FerretCode / locomotive

6 stars 2 forks source link

suggestion: error rate / disabling crash on error count #11

Open arnorhs opened 2 months ago

arnorhs commented 2 months ago

So locomotive frequently crashes for me in railway. it "chugs along" fine for many days, but then there's a series of errors every now and then when connecting to the railway API, with something like this in the log:

err:
["failed to WebSocket dial: expected handshake response status code 101 but got 502"](https://railway.app/project/58cd7410-04d6-4c6e-a74d-fa7c78455231/logs?filter=%40deployment%3A9992f1a0-dbe6-4830-9089-f49030b7eb2d+-%40replica%3A176b49c7-30ab-4dc9-8dfc-a39ba8d54d8f+%40err%3A%22failed+to+WebSocket+dial%3A+expected+handshake+response+status+code+101+but+got+502%22)

and i've upped the error limit env variable, but that just delays the problem.

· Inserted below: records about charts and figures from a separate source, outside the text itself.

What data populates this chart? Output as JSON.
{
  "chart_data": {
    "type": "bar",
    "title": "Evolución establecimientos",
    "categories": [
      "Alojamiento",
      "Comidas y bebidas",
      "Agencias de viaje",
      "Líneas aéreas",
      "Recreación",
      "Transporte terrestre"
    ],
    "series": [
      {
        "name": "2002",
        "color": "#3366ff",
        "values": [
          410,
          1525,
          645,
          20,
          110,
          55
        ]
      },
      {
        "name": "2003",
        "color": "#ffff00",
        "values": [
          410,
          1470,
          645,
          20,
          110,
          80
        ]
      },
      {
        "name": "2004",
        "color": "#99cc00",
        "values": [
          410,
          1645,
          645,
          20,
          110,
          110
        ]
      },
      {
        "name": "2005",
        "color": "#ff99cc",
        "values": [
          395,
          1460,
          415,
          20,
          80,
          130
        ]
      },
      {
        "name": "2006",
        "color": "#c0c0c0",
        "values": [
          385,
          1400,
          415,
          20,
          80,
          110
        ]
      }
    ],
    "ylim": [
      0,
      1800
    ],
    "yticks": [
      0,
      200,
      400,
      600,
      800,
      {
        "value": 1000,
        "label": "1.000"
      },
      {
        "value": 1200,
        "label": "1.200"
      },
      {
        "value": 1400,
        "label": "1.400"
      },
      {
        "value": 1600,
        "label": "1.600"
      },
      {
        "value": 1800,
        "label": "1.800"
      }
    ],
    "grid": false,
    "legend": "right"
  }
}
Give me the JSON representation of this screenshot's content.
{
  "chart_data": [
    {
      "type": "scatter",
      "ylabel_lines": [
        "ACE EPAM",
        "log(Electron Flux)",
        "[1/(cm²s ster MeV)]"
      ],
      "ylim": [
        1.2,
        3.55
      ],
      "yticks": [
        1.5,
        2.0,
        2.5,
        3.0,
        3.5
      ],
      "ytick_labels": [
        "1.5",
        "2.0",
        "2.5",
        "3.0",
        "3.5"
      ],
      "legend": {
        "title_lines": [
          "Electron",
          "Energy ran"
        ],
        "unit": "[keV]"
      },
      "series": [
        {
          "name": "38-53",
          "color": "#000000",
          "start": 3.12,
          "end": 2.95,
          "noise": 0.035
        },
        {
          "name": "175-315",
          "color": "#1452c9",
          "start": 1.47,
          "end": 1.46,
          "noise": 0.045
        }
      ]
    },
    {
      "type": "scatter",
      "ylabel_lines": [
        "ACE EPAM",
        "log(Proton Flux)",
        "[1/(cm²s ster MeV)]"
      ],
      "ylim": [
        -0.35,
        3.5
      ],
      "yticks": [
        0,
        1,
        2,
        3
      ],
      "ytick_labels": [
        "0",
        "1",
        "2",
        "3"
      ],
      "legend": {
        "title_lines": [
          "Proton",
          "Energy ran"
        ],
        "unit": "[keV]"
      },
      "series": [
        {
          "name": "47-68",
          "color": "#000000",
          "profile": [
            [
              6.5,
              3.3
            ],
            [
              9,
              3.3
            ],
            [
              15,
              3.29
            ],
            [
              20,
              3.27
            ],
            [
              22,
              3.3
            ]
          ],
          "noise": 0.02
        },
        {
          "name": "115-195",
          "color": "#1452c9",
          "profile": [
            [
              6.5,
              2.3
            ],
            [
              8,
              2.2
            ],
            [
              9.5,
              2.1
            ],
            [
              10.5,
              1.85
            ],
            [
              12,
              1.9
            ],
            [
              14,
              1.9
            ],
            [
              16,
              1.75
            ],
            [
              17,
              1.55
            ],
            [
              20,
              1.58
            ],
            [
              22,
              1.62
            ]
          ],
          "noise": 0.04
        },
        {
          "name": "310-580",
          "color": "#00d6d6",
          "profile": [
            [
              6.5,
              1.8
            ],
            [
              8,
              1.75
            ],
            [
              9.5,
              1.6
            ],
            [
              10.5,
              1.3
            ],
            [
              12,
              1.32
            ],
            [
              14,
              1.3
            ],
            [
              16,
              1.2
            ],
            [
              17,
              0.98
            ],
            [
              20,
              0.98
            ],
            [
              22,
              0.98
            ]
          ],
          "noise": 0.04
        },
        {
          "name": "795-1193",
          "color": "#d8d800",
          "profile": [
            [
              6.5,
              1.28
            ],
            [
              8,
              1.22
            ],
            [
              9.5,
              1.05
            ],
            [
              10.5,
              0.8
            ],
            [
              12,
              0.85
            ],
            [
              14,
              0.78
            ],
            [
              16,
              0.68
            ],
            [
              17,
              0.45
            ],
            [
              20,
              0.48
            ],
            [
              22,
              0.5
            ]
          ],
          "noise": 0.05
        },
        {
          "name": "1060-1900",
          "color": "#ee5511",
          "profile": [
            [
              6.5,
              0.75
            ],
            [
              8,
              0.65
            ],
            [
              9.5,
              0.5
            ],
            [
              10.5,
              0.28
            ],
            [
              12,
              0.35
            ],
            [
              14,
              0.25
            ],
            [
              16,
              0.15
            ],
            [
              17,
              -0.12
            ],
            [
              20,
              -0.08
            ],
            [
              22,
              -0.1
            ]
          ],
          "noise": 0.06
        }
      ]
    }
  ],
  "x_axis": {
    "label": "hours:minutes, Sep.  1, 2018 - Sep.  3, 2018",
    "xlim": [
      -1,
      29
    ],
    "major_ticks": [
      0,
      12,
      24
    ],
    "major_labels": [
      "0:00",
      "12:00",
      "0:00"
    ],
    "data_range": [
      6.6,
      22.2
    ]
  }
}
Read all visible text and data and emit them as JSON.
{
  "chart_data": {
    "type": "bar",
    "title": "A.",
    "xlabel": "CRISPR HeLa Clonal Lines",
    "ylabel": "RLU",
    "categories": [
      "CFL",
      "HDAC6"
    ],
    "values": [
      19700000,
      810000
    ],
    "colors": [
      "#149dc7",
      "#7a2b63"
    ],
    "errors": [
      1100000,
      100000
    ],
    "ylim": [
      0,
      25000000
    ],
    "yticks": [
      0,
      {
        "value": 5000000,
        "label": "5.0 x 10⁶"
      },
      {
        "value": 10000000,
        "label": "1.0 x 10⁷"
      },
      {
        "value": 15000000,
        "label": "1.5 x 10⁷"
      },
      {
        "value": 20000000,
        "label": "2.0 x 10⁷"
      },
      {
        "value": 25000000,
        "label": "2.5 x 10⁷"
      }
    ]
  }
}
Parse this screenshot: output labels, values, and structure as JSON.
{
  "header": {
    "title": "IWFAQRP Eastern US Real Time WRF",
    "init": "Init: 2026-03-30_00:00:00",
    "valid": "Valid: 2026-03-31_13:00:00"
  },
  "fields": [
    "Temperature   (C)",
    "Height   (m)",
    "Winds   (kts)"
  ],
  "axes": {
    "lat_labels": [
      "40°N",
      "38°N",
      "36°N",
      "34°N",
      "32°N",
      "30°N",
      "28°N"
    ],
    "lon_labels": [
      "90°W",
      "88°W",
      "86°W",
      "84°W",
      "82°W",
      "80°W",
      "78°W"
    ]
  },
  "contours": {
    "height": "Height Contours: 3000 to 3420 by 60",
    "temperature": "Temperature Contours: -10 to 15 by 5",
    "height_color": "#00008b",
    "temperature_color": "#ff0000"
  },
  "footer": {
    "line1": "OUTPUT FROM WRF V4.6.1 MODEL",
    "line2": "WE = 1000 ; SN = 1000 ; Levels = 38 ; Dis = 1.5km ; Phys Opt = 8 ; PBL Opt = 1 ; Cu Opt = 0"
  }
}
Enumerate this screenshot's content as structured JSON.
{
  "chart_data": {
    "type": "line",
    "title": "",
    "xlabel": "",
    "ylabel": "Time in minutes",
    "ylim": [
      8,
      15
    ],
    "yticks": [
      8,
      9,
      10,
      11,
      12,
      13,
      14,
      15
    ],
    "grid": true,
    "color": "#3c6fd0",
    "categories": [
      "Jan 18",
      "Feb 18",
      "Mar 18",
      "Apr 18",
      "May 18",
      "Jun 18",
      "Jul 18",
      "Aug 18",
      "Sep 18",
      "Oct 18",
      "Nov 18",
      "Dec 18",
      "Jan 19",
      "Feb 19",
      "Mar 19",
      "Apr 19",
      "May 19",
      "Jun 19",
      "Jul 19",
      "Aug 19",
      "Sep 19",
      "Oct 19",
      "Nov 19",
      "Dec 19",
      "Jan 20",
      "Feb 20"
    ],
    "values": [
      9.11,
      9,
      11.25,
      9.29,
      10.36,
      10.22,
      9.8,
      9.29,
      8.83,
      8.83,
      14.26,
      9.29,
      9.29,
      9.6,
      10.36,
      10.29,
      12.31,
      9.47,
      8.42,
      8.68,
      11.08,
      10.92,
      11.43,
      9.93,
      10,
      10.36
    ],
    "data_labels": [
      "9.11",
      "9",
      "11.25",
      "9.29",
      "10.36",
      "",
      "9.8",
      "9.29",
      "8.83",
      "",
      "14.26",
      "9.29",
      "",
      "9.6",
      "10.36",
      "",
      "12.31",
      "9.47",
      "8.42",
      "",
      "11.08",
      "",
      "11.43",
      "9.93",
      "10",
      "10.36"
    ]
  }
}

it would be nice if the error rate tracking would take time into consideration before crashing. either that or just disabling the feature all together? and just let it periodically error without an issue.

this is not like a service error, this just a network connectivity issue

brody192 commented 2 months ago

I have implemented a different error-handling method that should be far more robust since I do see this error on my service too.

Testing in my project until I see some errors and will PR if that goes well.